I wish somebody would force me to sit down in the middle of the day, every day, to read for a half hour.
Oh, what a luxury that would be. I’d plow through the newspaper, cover to cover, instead of just quickly skimming the headlines or an article that really catches my eye while I’m slugging down my morning coffee, late for some child-chaufferring duty, or rushing to get started on a work assignment. I’d dive into one of the books that sits on my nightstand, mostly getting dusty, and read more than a few pages before my lids get heavy and I give in to sleep. But not everyone recognizes this fantasy 30-minute reading period as the luxury that I do.
What I would consider a luxury, my 8-year-old son calls torture.
Most days, when I tell him it’s time to read for 30 minutes, I get feedback. And it’s not positive. He spends more time making excuses—got to go to the bathroom, I’m not in the mood, I’ll do it after such-and-such. When he finally does settle down to read, no sooner does the timer goes off that he leaps off the couch and takes off running—mid-sentence, mid-chapter, doesn’t matter. Most of the time, he doesn't even bother to add a bookmark.
This summer, after five long weeks, he has managed to complete the first book in the Harry Potter series, a feat for which we’re both quite proud. But his summer reading assignment requires him to read several books, meaning he’s going to have to start making reading his number one hobby in order to catch up. And that’s unlikely.
Judging by other moms' tales of woe regarding their sons' attitude toward reading, it seems my son is not the only boy who eschews reading.
Many moms nod their heads sympathetically when I tell them that if I give my son a ball and a bat or a racket, he’ll focus intently until he's mastered a new drill or skill using it. Put him in front of one of those silly hand-held electronic games, and it has the same effect. Stick a book in front of him and, well, he’s just not that interested.
“How many minutes?” he’ll yell from the next room when he's performing his compulsory reading.
“Don’t worry about it. Just lose yourself in the story,” I tell him.
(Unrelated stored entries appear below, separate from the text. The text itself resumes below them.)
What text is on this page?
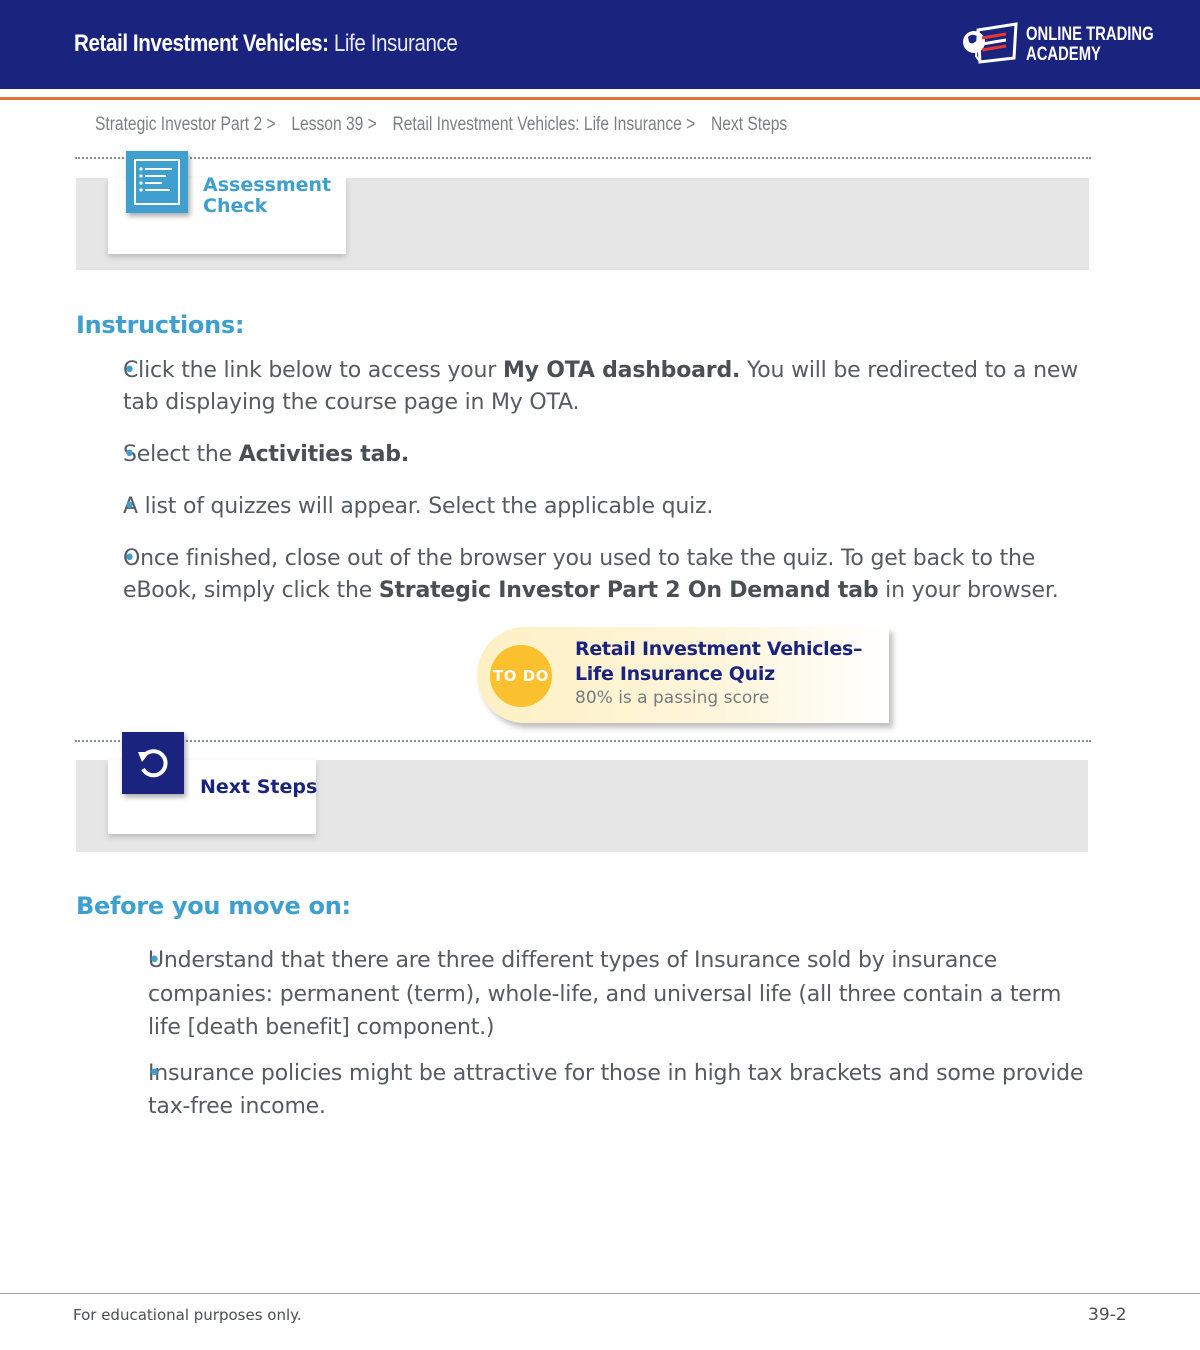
Retail Investment Vehicles: Life Insurance	ONLINE TRADING
ACADEMY
Strategic Investor Part 2 > Lesson 39 > Retail Investment Vehicles: Life Insurance > Next Steps
Assessment
Check
Instructions:
• Click the link below to access your My OTA dashboard. You will be redirected to a new tab displaying the course page in My OTA.
• Select the Activities tab.
• A list of quizzes will appear. Select the applicable quiz.
• Once finished, close out of the browser you used to take the quiz. To get back to the eBook, simply click the Strategic Investor Part 2 On Demand tab in your browser.
TO DO
Retail Investment Vehicles–
Life Insurance Quiz
80% is a passing score
Next Steps
Before you move on:
• Understand that there are three different types of Insurance sold by insurance companies: permanent (term), whole-life, and universal life (all three contain a term life [death benefit] component.)
• Insurance policies might be attractive for those in high tax brackets and some provide tax-free income.
For educational purposes only.	39-2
I know there are some boys out there who like to read. In fact whenever I see one, I can’t help but stare longingly, as if maybe I’ll be able to unlock the secret behind this affinity for the written word if I look really hard. Lucky for me (and the boy), he's usually too engrossed in his book to notice.
That’s how it is with my daughter. She brings books to dinner, hiding them on her lap and sneaking in some paragraphs like we can’t see her. She reads on her bed, in the bathroom, and in the car. Not her brother.
I find this dichotomy of interests strange, since I gave both my kids the same exact introduction to reading. From the time they could hold their heads up without excessive bobbing and drooping, I read to my children. For years, it was our go-to activity whenever I wanted to spend some one-on-one time with them. I still read to my son most nights. Why he doesn’t choose to do so on his own I may never completely understand.
Maybe I should try flopping on the couch with a good book as soon as I put the timer on every afternoon for him to read. If he sees how much I enjoy it, he might think I'm on to something.